If you are already in the fortunate position of having created a lakehouse using Azure Databricks or Synapse Spark, then you have the perfect basis. With the concept of shortcuts (for those of you familiar with SQL: comparable to a linked service), the existing Delta Lake can be used directly and without detours. There is a possibility to make the data directly available to the many compute engines in Fabric (data science / IoT / Power BI, etc.), without having to copy the data (important: you must be dealing with a Delta Lake, otherwise you have to convert the files first).
This provides an immediate benefit: Power BI can work with these data in Direct Lake mode. This means that Power BI can access the Delta files directly without having to import the data via a semantic model (formerly: dataset). Hence: you get the performance of the import mode combined with the freshness of DirectQuery... and save the scheduling time for the semantic model, a.k.a. dataset.
Building on this shortcut concept, it now becomes possible to migrate the dedicated SQL pools and use them as either a lakehouse or warehouse in Fabric. Likely steps:
- Export the dedicated SQL pools into a SQL project and import this project into Fabric.

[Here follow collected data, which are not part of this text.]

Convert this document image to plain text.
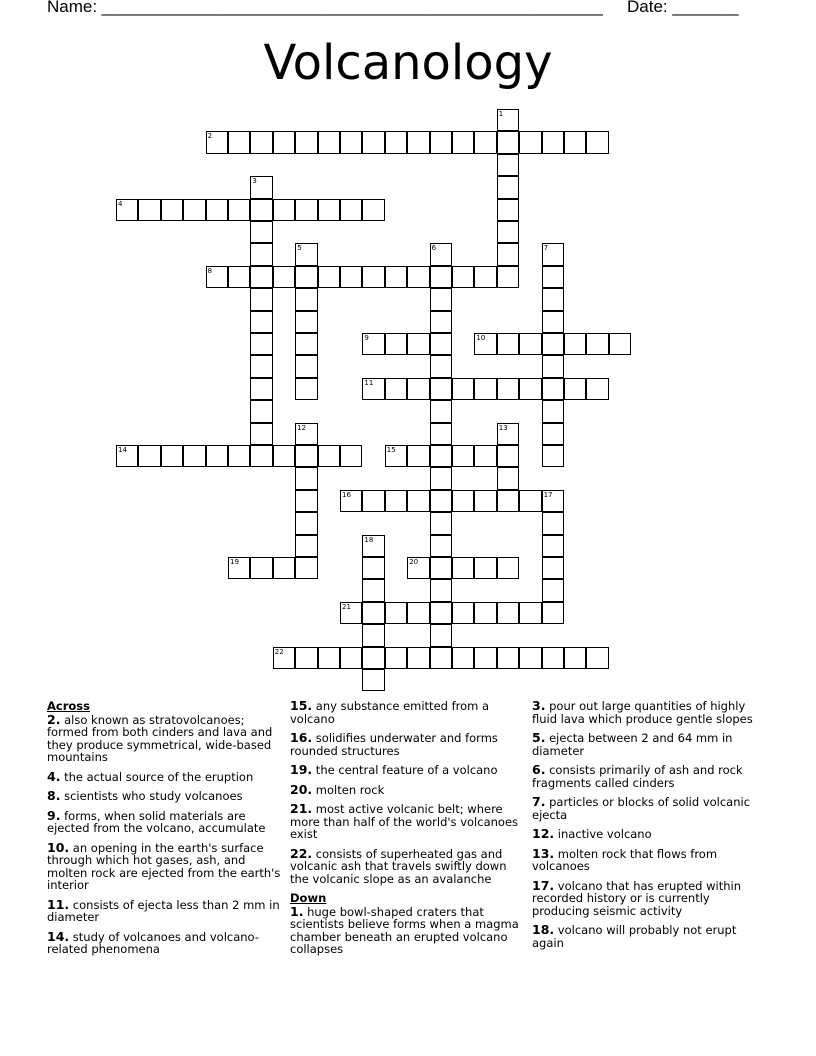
Name: _____________________________________________________ Date: _______
Volcanology
1
2
3
4
5	6	7
8
9	10
11
12	13
14	15
16	17
18
19	20
21
22
Across
2. also known as stratovolcanoes; formed from both cinders and lava and they produce symmetrical, wide-based mountains
4. the actual source of the eruption
8. scientists who study volcanoes
9. forms, when solid materials are ejected from the volcano, accumulate
10. an opening in the earth's surface through which hot gases, ash, and molten rock are ejected from the earth's interior
11. consists of ejecta less than 2 mm in diameter
14. study of volcanoes and volcano-related phenomena
15. any substance emitted from a volcano
16. solidifies underwater and forms rounded structures
19. the central feature of a volcano
20. molten rock
21. most active volcanic belt; where more than half of the world's volcanoes exist
22. consists of superheated gas and volcanic ash that travels swiftly down the volcanic slope as an avalanche
Down
1. huge bowl-shaped craters that scientists believe forms when a magma chamber beneath an erupted volcano collapses
3. pour out large quantities of highly fluid lava which produce gentle slopes
5. ejecta between 2 and 64 mm in diameter
6. consists primarily of ash and rock fragments called cinders
7. particles or blocks of solid volcanic ejecta
12. inactive volcano
13. molten rock that flows from volcanoes
17. volcano that has erupted within recorded history or is currently producing seismic activity
18. volcano will probably not erupt again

- Meanwhile, PowerShell scripts on GitHub now support the conversion from SQL dedicated pool DDLs to Fabric DDLs.
A migration assistant announced for 2024 will even be capable of automatically redirecting endpoints.
Later on, we will talk about the tool to possibly support this.
What about Azure Data Factory? Now that Microsoft Fabric is generally available, Fabric pipelines are also available, and most activities around orchestration are fully supported. Since ADF can also write directly to OneLake, the migration effort is markedly reduced.
However, at present there are still no mapping data flows from ADF in Microsoft Fabric. This means that existing data flows must either be replaced by Dataflows Gen2 in Fabric (guide: https://aka.ms/datafactoryfabric/docs/guideformappingdataflowusers), or the mapping data flow code must be converted to Spark code. Here too the Fabric Customer Advisory Team (Fabric CAT) has provided tools: https://github.com/sethiaarun/mapping-data-flow-to-spark.
Since VNet Data Gateways will also be supported now for Dataflows Gen2, integration into existing network infrastructures now works!
Another aspect that has also been announced is that in the second half of 2024, it will be possible to mount an existing Azure Data Factory in Fabric. But we already know this principle from previous SSIS workloads.